15

I recently came across this Stackoverflow question: When to use struct?

In it, it had an answer that said something a bit profound:

In addition, realize that when a struct implements an interface - as Enumerator does - and is cast to that implemented type, the struct becomes a reference type and is moved to the heap. Internal to the Dictionary class, Enumerator is still a value type. However, as soon as a method calls GetEnumerator(), a reference-type IEnumerator is returned.

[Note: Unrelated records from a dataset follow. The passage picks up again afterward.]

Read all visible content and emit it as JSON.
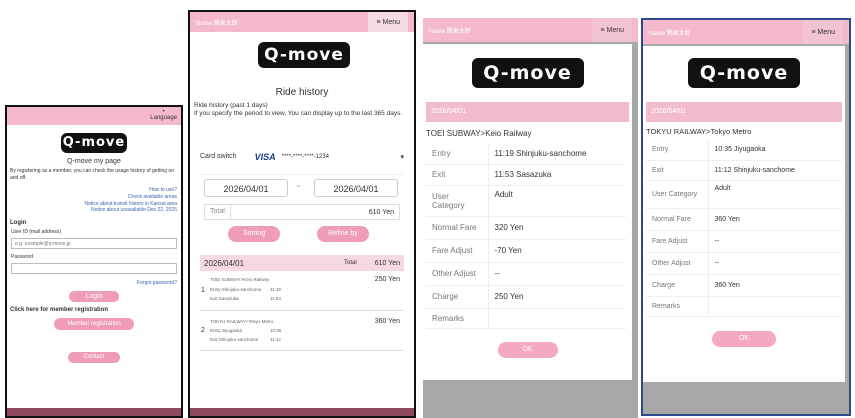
{
  "p1": {
    "language": "Language",
    "title": "Q-move my page",
    "intro": "By registering as a member, you can check the usage history of getting on and off.",
    "links": [
      "How to use?",
      "Check available areas",
      "Notice about transit history in Kansai area",
      "Notice about unavailable Dec 22, 2025"
    ],
    "login_heading": "Login",
    "userid_label": "User ID (mail address)",
    "userid_placeholder": "e.g. example@q-move.jp",
    "password_label": "Password",
    "forgot": "Forgot password?",
    "login_btn": "Login",
    "register_heading": "Click here for member registration",
    "register_btn": "Member registration",
    "contact_btn": "Contact"
  },
  "logo": "Q-move",
  "p2": {
    "name": "Name 関東太郎",
    "menu": "≡ Menu",
    "title": "Ride history",
    "desc": "Ride history (past 1 days)\nIf you specify the period to view, You can display up to the last 365 days.",
    "card_switch": "Card switch",
    "card_brand": "VISA",
    "card_num": "****-****-****-1234",
    "date_from": "2026/04/01",
    "date_sep": "~",
    "date_to": "2026/04/01",
    "total_label": "Total",
    "total_value": "610 Yen",
    "sort_btn": "Sorting",
    "refine_btn": "Refine by",
    "list_date": "2026/04/01",
    "list_total_label": "Total",
    "list_total": "610 Yen",
    "rides": [
      {
        "no": "1",
        "route": "TOEI SUBWAY>Keio Railway",
        "entry": "Entry:Shinjuku-sanchome",
        "entry_time": "11:19",
        "exit": "Exit:Sasazuka",
        "exit_time": "11:53",
        "fare": "250 Yen"
      },
      {
        "no": "2",
        "route": "TOKYU RAILWAY>Tokyo Metro",
        "entry": "Entry:Jiyugaoka",
        "entry_time": "10:35",
        "exit": "Exit:Shinjuku-sanchome",
        "exit_time": "11:12",
        "fare": "360 Yen"
      }
    ]
  },
  "p3": {
    "name": "Name 関東太郎",
    "menu": "≡ Menu",
    "date": "2026/04/01",
    "route": "TOEI SUBWAY>Keio Railway",
    "rows": [
      {
        "k": "Entry",
        "v": "11:19 Shinjuku-sanchome"
      },
      {
        "k": "Exit",
        "v": "11:53 Sasazuka"
      },
      {
        "k": "User Category",
        "v": "Adult"
      },
      {
        "k": "Normal Fare",
        "v": "320 Yen"
      },
      {
        "k": "Fare Adjust",
        "v": "-70 Yen"
      },
      {
        "k": "Other Adjust",
        "v": "--"
      },
      {
        "k": "Charge",
        "v": "250 Yen"
      },
      {
        "k": "Remarks",
        "v": ""
      }
    ],
    "ok": "OK"
  },
  "p4": {
    "name": "Name 関東太郎",
    "menu": "≡ Menu",
    "date": "2026/04/01",
    "route": "TOKYU RAILWAY>Tokyo Metro",
    "rows": [
      {
        "k": "Entry",
        "v": "10:35 Jiyugaoka"
      },
      {
        "k": "Exit",
        "v": "11:12 Shinjuku-sanchome"
      },
      {
        "k": "User Category",
        "v": "Adult"
      },
      {
        "k": "Normal Fare",
        "v": "360 Yen"
      },
      {
        "k": "Fare Adjust",
        "v": "--"
      },
      {
        "k": "Other Adjust",
        "v": "--"
      },
      {
        "k": "Charge",
        "v": "360 Yen"
      },
      {
        "k": "Remarks",
        "v": ""
      }
    ],
    "ok": "OK"
  }
}
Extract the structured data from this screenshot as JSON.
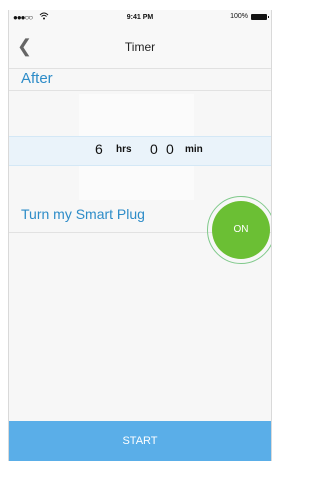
{
  "status_bar": {
    "signal": "●●●○○",
    "wifi": "wifi-icon",
    "time": "9:41 PM",
    "battery": "100%"
  },
  "nav": {
    "back_icon": "chevron-left-icon",
    "title": "Timer"
  },
  "section": {
    "after_label": "After"
  },
  "picker": {
    "hours": "6",
    "hours_unit": "hrs",
    "min_tens": "0",
    "min_ones": "0",
    "min_unit": "min"
  },
  "plug": {
    "label": "Turn my Smart Plug",
    "toggle_label": "ON"
  },
  "actions": {
    "start_label": "START"
  },
  "colors": {
    "accent_blue": "#2d8cc8",
    "toggle_green": "#6bbf34",
    "start_button": "#5aaee8"
  }
}
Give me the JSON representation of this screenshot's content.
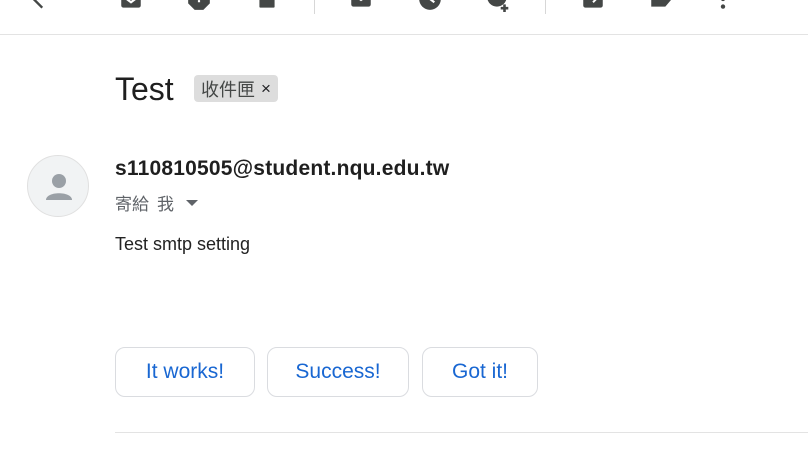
{
  "toolbar": {
    "icons": [
      "back-arrow-icon",
      "archive-icon",
      "report-spam-icon",
      "delete-icon",
      "mark-unread-icon",
      "snooze-icon",
      "add-to-tasks-icon",
      "move-to-icon",
      "label-icon",
      "more-vert-icon"
    ]
  },
  "message": {
    "subject": "Test",
    "label": "收件匣",
    "label_close": "×",
    "sender": "s110810505@student.nqu.edu.tw",
    "to_prefix": "寄給",
    "to_value": "我",
    "body": "Test smtp setting"
  },
  "smart_replies": [
    "It works!",
    "Success!",
    "Got it!"
  ],
  "colors": {
    "reply_text": "#1967d2",
    "chip_bg": "#dddddd",
    "divider": "#e3e3e3"
  }
}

Exactly what does this mean?

If I had something like

struct Foo : IFoo 
{
  public int Foobar;
}

class Bar
{
  public IFoo Biz{get; set;} //assume this is Foo
}

...

var b=new Bar();
var f=b.Biz;
f.Foobar=123; //What would happen here
b.Biz.Foobar=567; //would this overwrite the above, or would it have no effect?
b.Biz=new Foo(); //and here!?

What exactly are the detailed semantics of a value-type structure being treated like a reference-type?

Community
  • 1
  • 1
Earlz
  • 62,085
  • 98
  • 303
  • 499
  • I think you answered this yourself - "the struct becomes a reference type **and is moved to the heap**" – Josh E Mar 04 '13 at 17:23
  • I don't know what a Foobar is in your example... – HackyStack Mar 04 '13 at 17:24
  • @JoshE so two references will point to the same thing? What if the value type changes? Is there any MSDN documentation or something explaining this? – Earlz Mar 04 '13 at 17:24
  • It is called boxing and lots of documention on MSDN. http://msdn.microsoft.com/en-us/library/yz2be5wk.aspx Have you tested the code you posted? – paparazzo Mar 04 '13 at 17:29
  • @Blam This doesn't appear to be "just" boxing. I mean, later there doesn't appear to be an unboxing and "the struct becomes a reference type and is moved to the heap" seems to indicate the unboxed type *becomes* a mutable boxed type – Earlz Mar 04 '13 at 17:33
  • 1
    think on this: if I try `Foo foo = b.Biz;` I get a 'Cannot implicitly convert type IFoo to Foo` compile error - you have to explicitly box/unbox, which is why and how `foo = null` since value types can't be `null` (pointer to value type on heap = null) – Josh E Mar 04 '13 at 17:35
  • @Earlz - two references could always point to the same object, sure. Just not in the examples you provided. in your example, `f.Foobar = 123` would result in a null reference exception since `b` won't have it's `Biz` field initialized. – Josh E Mar 04 '13 at 17:44
  • Did you test the code? It throws an error. – paparazzo Mar 04 '13 at 18:11
  • @Blam it was just trimmed code. I actually made it compile and tested it in my answer below. There is a huge difference between boxing/unboxing and just "using" the interface – Earlz Mar 04 '13 at 19:28
  • No, that is not trimmed code from your answer or you would not even have posted the question. That trimmed code leaves out the reason for the failure - have to explicitly unbox. – paparazzo Mar 04 '13 at 22:04
  • @Earlz: Struct members receive `this` a "byref" [the behind-the-scenes term for the thing passed by a `ref` parameter]. When a struct member is invoked on a boxed object, it behaves as though the boxed object had a field of the structure type, and passed that field, by `ref` as the structure's `this` parameter. Note that there is no way for a method on a boxed structure to get a reference to the object containing it. If such a method wants to pass its own instance to a method that takes an interface or other reference type, it must re-box. – supercat Mar 05 '13 at 17:41

4 Answers4

16

Every declaration of a structure type really declares two types within the Runtime: a value type, and a heap object type. From the point of view of external code, the heap object type will behave like a class with a fields and methods of the corresponding value type. From the point of view of internal code, the heap type will behave as though it has a field this of the corresponding value type.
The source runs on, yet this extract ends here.